Eventually she dug deep for one last “bossy” moment.  She sent her first and last email,

Friends – thank you all for all the love and affection, comradeship and patience and understanding and so much else you have given me over the last 30 years or so. I hope there may be at least a week or two left which will give me time to get in touch with many of you, but I will need time to myself as well.”

But still they came not seeing the code in the message that she would do the contacting and so we had to send another email

W has asked me to convey that she knows that she is loved.  Two weeks on from her message, she has reached a place where our phone calls, cards, photographs and visits are having the effect of preventing her from feeling able to let go. She asks us now to hear her need for stillness.

The visits just kept proving she was loved and she wanted to stop having to reciprocate that love.

She died alone in a white, card and flower free room looking at a very English landscape eventually, getting her own way.  She asked for this in so many ways and we heard but took a long time to listen.

As this story was unfolding I was also working on a funding bid. The funders wanted everything in the project to be about the true voice of people with dementia, not their family or carers voices but “the voices of the dementing”, their words not mine.  They wanted it to be “ real” and  authentic”. They wanted to give a voice to the unheard “dementia community.”  I found myself confused and angered by their needs for this project.
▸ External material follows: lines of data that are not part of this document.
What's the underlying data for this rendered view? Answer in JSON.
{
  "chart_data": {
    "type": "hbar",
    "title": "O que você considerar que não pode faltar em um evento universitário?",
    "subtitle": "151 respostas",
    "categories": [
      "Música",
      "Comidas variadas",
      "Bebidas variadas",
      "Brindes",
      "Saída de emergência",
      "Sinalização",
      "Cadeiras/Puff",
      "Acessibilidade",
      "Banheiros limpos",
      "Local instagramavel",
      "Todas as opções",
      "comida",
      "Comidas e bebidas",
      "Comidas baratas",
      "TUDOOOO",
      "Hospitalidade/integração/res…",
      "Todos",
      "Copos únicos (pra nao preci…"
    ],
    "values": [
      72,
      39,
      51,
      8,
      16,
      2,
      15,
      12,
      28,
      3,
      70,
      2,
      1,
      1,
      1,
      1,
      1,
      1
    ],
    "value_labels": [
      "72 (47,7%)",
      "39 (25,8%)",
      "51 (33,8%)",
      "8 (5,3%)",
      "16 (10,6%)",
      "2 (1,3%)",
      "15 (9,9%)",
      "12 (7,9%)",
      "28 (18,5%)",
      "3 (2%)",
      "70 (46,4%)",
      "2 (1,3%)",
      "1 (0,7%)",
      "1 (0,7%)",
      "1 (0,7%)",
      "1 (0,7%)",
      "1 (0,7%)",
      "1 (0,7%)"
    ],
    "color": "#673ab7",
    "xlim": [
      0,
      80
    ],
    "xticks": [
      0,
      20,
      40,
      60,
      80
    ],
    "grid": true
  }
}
As a celebrant with every funeral I write and deliver I hear of people who have lived their lives with no opportunity to be heard or have their say let alone to be listened to. They have not passed stories on to their children or even partners, sometimes.  The historical context of being born in the 20s means that most of society was not asked for their opinions very often. We, on the other hand, expect to be heard, to have our say, to tweet and blog and vote and wear our hearts on our sleeves and we are the ones with the expectations for choices about our deaths.

So as we all look at how we offer these choices and I believe, of course, that we should, I hope we can remember that my friend was a strong, very bossy, intelligent woman who had found paths to opportunity. She had the skills to find a way to be heard but my working life offers me contact with many people who don’t plan because no one listened before and are confused as to why we should start doing so now. They weren’t offered the skills needed for getting your own way. They truly mean it when they say; they want to go as they have lived their lives, without a fuss.  We want more for them.  But finding out what the more is comes from quality listening and considering their silences too.

A 98 year old widow said to me recently,

“They were lovely at the hospice but they kept asking us questions we didn’t know the answers to. He was there to die we had expected them to know what that meant and how it should happen.”